Friday 17 May 2013

Seven Months



You came teaching my girl. You came teaching. You turned seven months on May 1st. You grow more beautiful each day. You have spunk and sparkle and you are good at jumping. I was talking to a friend today about how it feels to be a mom...how sometimes- maybe most of the time- you don't quite feel like a person. Caring for others constantly forces you to forget yourself. And I guess that's what I mean by 'don't feel like a person'. You don't have time to stop and just be. But then she said, 'Don't worry. You will feel like a person again someday. Just a different person.' And then it hit me. It hit me how much we change as parents. How someday we will emerge from caring for kids constantly but we'll be better at a lot of things and wiser and older and humbler and better at this thing called love. Man, it's hard sometimes. Loving.

I see now how little I knew about real life back in college- back when everything was a theory...and I was pretty sure I knew everything. Some things, maybe most are things you won't understand until you use your life muscles a little bit and get dirty- get in the trenches. Life is really gritty and really scary and so real. And to go from all theory- all thinking- to all doing, doing, doing is a strange paradigm shift. But jumping into the deep end of marriage and parenthood wasn't so bad.

In this culture I'm young to be married and even younger to have a kid. Remember that place in between worlds in The Magician's Nephew? A forest full of pools leading to other worlds- dying worlds, worlds about to be born. I often feel like I'm there and I belong to more than one world- more than one pool. Everyone my age is discovering themselves- their career- their soul-mate- who they are--- and everyone with children is a decade older than me. So I'm caught in a world where everyone is in a different place and sometimes it feels pretty fragmented. But. Maybe that's the magic of living anyway- that we're all in different pools-different worlds..and somehow, sometimes we meet in the middle--this world--these bodies--this thing we have in common. We're all drifting souls that bump into each other and it all seems random and wild sometimes but sometimes it seems so not.

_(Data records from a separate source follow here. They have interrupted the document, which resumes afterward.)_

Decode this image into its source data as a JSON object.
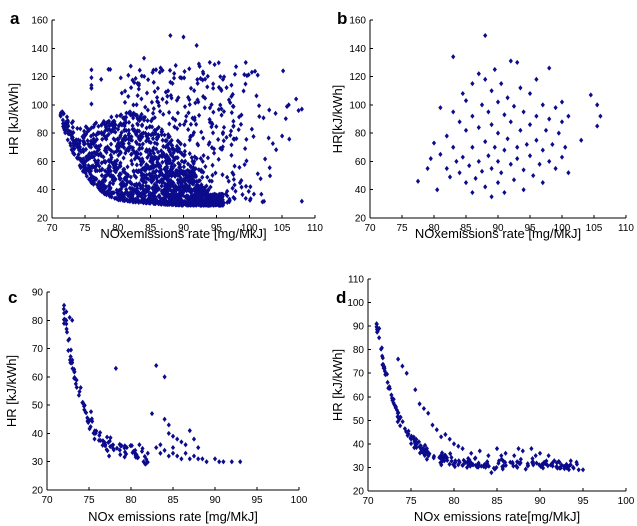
{
  "figure": {
    "marker_color": "#0b0b8c",
    "marker_shape": "diamond"
  },
  "chart_data": [
    {
      "type": "scatter",
      "label": "a",
      "xlabel": "NOxemissions rate [mg/MkJ]",
      "ylabel": "HR  [kJ/kWh]",
      "xlim": [
        70,
        110
      ],
      "ylim": [
        20,
        160
      ],
      "xticks": [
        70,
        75,
        80,
        85,
        90,
        95,
        100,
        105,
        110
      ],
      "yticks": [
        20,
        40,
        60,
        80,
        100,
        120,
        140,
        160
      ],
      "grid": false,
      "generated": {
        "envelope": [
          [
            71.3,
            90
          ],
          [
            72,
            80
          ],
          [
            73,
            68
          ],
          [
            74,
            58
          ],
          [
            75,
            51
          ],
          [
            76,
            45
          ],
          [
            77,
            41
          ],
          [
            78,
            37
          ],
          [
            80,
            33
          ],
          [
            83,
            31
          ],
          [
            86,
            30
          ],
          [
            90,
            29
          ],
          [
            96,
            29
          ]
        ],
        "lower_count": 1400,
        "upper_count": 480,
        "upper_xrange": [
          76,
          108
        ],
        "upper_yrange": [
          30,
          130
        ],
        "upper_center": 90,
        "upper_spread": 7
      },
      "points": [
        [
          88,
          149
        ],
        [
          90,
          148
        ],
        [
          84,
          133
        ],
        [
          94,
          130
        ],
        [
          98,
          127
        ],
        [
          108,
          97
        ],
        [
          107.5,
          96
        ],
        [
          106,
          100
        ],
        [
          104,
          94
        ],
        [
          105,
          78
        ],
        [
          92,
          142
        ],
        [
          96,
          118
        ]
      ]
    },
    {
      "type": "scatter",
      "label": "b",
      "xlabel": "NOxemissions rate [mg/MkJ]",
      "ylabel": "HR[kJ/kWh]",
      "xlim": [
        70,
        110
      ],
      "ylim": [
        20,
        160
      ],
      "xticks": [
        70,
        75,
        80,
        85,
        90,
        95,
        100,
        105,
        110
      ],
      "yticks": [
        20,
        40,
        60,
        80,
        100,
        120,
        140,
        160
      ],
      "grid": false,
      "points": [
        [
          77.5,
          46
        ],
        [
          79,
          55
        ],
        [
          79.5,
          62
        ],
        [
          80,
          73
        ],
        [
          80.5,
          40
        ],
        [
          81,
          98
        ],
        [
          81,
          65
        ],
        [
          82,
          55
        ],
        [
          82,
          78
        ],
        [
          82.5,
          49
        ],
        [
          83,
          134
        ],
        [
          83,
          95
        ],
        [
          83,
          70
        ],
        [
          83.5,
          60
        ],
        [
          84,
          88
        ],
        [
          84,
          52
        ],
        [
          84.5,
          108
        ],
        [
          84.5,
          63
        ],
        [
          85,
          45
        ],
        [
          85,
          82
        ],
        [
          85,
          103
        ],
        [
          85.5,
          57
        ],
        [
          86,
          115
        ],
        [
          86,
          70
        ],
        [
          86,
          38
        ],
        [
          86,
          92
        ],
        [
          86.5,
          48
        ],
        [
          87,
          122
        ],
        [
          87,
          60
        ],
        [
          87,
          84
        ],
        [
          87.5,
          100
        ],
        [
          87.5,
          53
        ],
        [
          88,
          149
        ],
        [
          88,
          118
        ],
        [
          88,
          74
        ],
        [
          88,
          42
        ],
        [
          88.5,
          95
        ],
        [
          88.5,
          64
        ],
        [
          89,
          110
        ],
        [
          89,
          55
        ],
        [
          89,
          86
        ],
        [
          89,
          35
        ],
        [
          89.5,
          125
        ],
        [
          89.5,
          70
        ],
        [
          90,
          102
        ],
        [
          90,
          60
        ],
        [
          90,
          80
        ],
        [
          90,
          45
        ],
        [
          90.5,
          115
        ],
        [
          90.5,
          52
        ],
        [
          91,
          93
        ],
        [
          91,
          68
        ],
        [
          91,
          38
        ],
        [
          91.5,
          105
        ],
        [
          91.5,
          76
        ],
        [
          92,
          131
        ],
        [
          92,
          58
        ],
        [
          92,
          88
        ],
        [
          92.5,
          47
        ],
        [
          92.5,
          99
        ],
        [
          93,
          130
        ],
        [
          93,
          70
        ],
        [
          93,
          62
        ],
        [
          93.5,
          112
        ],
        [
          93.5,
          82
        ],
        [
          94,
          54
        ],
        [
          94,
          95
        ],
        [
          94,
          40
        ],
        [
          94.5,
          72
        ],
        [
          95,
          108
        ],
        [
          95,
          64
        ],
        [
          95,
          86
        ],
        [
          95.5,
          50
        ],
        [
          96,
          118
        ],
        [
          96,
          75
        ],
        [
          96,
          92
        ],
        [
          96.5,
          58
        ],
        [
          97,
          100
        ],
        [
          97,
          68
        ],
        [
          97,
          45
        ],
        [
          97.5,
          82
        ],
        [
          98,
          126
        ],
        [
          98,
          60
        ],
        [
          98,
          90
        ],
        [
          98.5,
          72
        ],
        [
          99,
          55
        ],
        [
          99,
          98
        ],
        [
          99.5,
          80
        ],
        [
          100,
          63
        ],
        [
          100,
          88
        ],
        [
          100,
          102
        ],
        [
          100.5,
          70
        ],
        [
          101,
          92
        ],
        [
          104.5,
          107
        ],
        [
          105.5,
          85
        ],
        [
          105.5,
          100
        ],
        [
          106,
          92
        ],
        [
          103,
          75
        ],
        [
          101,
          52
        ]
      ]
    },
    {
      "type": "scatter",
      "label": "c",
      "xlabel": "NOx emissions rate [mg/MkJ]",
      "ylabel": "HR  [kJ/kWh]",
      "xlim": [
        70,
        100
      ],
      "ylim": [
        20,
        90
      ],
      "xticks": [
        70,
        75,
        80,
        85,
        90,
        95,
        100
      ],
      "yticks": [
        20,
        30,
        40,
        50,
        60,
        70,
        80,
        90
      ],
      "grid": false,
      "curve": {
        "function": "a*exp(-(x-x0)/tau)+c",
        "a": 52,
        "x0": 72,
        "tau": 2.2,
        "c": 31.5,
        "x_from": 72.0,
        "x_to": 82.0,
        "count": 110,
        "jitter": 1.5
      },
      "points": [
        [
          72,
          84
        ],
        [
          72.3,
          83
        ],
        [
          72.7,
          81
        ],
        [
          73,
          80
        ],
        [
          82,
          33
        ],
        [
          83,
          35
        ],
        [
          83.5,
          33
        ],
        [
          84,
          34
        ],
        [
          84.5,
          32
        ],
        [
          85,
          33
        ],
        [
          85.5,
          32
        ],
        [
          86,
          31
        ],
        [
          86.5,
          33
        ],
        [
          87,
          31
        ],
        [
          87.5,
          32
        ],
        [
          88,
          31
        ],
        [
          88.5,
          31
        ],
        [
          89,
          30
        ],
        [
          90,
          31
        ],
        [
          90.5,
          30
        ],
        [
          91,
          30
        ],
        [
          92,
          30
        ],
        [
          93,
          30
        ],
        [
          78.2,
          63
        ],
        [
          83,
          64
        ],
        [
          84,
          60
        ],
        [
          82.5,
          47
        ],
        [
          84,
          45
        ],
        [
          84.5,
          43
        ],
        [
          85,
          39
        ],
        [
          85.5,
          38
        ],
        [
          86,
          37
        ],
        [
          87,
          41
        ],
        [
          86.5,
          36
        ],
        [
          87.5,
          38
        ],
        [
          88,
          35
        ],
        [
          81,
          36
        ],
        [
          80.5,
          34
        ],
        [
          79.5,
          35
        ],
        [
          83.5,
          36
        ],
        [
          85,
          35
        ],
        [
          84.5,
          40
        ]
      ]
    },
    {
      "type": "scatter",
      "label": "d",
      "xlabel": "NOx emissions rate[mg/MkJ]",
      "ylabel": "HR  [kJ/kWh]",
      "xlim": [
        70,
        100
      ],
      "ylim": [
        20,
        110
      ],
      "xticks": [
        70,
        75,
        80,
        85,
        90,
        95,
        100
      ],
      "yticks": [
        20,
        30,
        40,
        50,
        60,
        70,
        80,
        90,
        100,
        110
      ],
      "grid": false,
      "curve": {
        "function": "a*exp(-(x-x0)/tau)+c",
        "a": 60,
        "x0": 71,
        "tau": 2.4,
        "c": 31,
        "x_from": 71.0,
        "x_to": 94.5,
        "count": 220,
        "jitter": 1.2
      },
      "points": [
        [
          71,
          91
        ],
        [
          71.3,
          89
        ],
        [
          73.5,
          76
        ],
        [
          74,
          73
        ],
        [
          74.5,
          70
        ],
        [
          75.5,
          63
        ],
        [
          76,
          57
        ],
        [
          76.5,
          55
        ],
        [
          77,
          53
        ],
        [
          77.5,
          48
        ],
        [
          78,
          46
        ],
        [
          78.5,
          43
        ],
        [
          79,
          44
        ],
        [
          79.5,
          42
        ],
        [
          80,
          40
        ],
        [
          80.5,
          39
        ],
        [
          81,
          38
        ],
        [
          82,
          36
        ],
        [
          83,
          37
        ],
        [
          84,
          35
        ],
        [
          85,
          38
        ],
        [
          86,
          36
        ],
        [
          87,
          35
        ],
        [
          88,
          37
        ],
        [
          89,
          38
        ],
        [
          90,
          36
        ],
        [
          91,
          35
        ],
        [
          85.5,
          35
        ],
        [
          87.5,
          38
        ],
        [
          89.5,
          35
        ],
        [
          94.5,
          29
        ],
        [
          95,
          29
        ]
      ]
    }
  ]
}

Like I meet an old man riding a horse on the Fullerton trails and he's telling me how he fought in world war II and how his wife passed away and this is her horse and he soled his because he didn't need two anymore and the jackass bikers always ride too fast and they better slow down 'cause they don't know what a 190 pound horse can do to their rear-ends and just remember to savor every moment of it cause even when you get in little spats it's ok 'cause in the end all you have is each other and you need each other and then when they're gone you miss them sorely and there's nothing like living you're whole life together and thank you so much young lady for your time talking. it sure was nice talking. and he gets this distant look in his eye and I can imagine him sitting by himself at home eating dinner and what it is to be alone. And just like that our lives collide and they mean something in the other's.

Anyway, I'm glad to be here-- changing and colliding with these souls. And this little Winter soul we met seven months ago is especially wonderful. You came teaching my girl. You came teaching.

1 comment:

  1. Grace...this was amazing. your writing astounds me. And comforts me at the same time.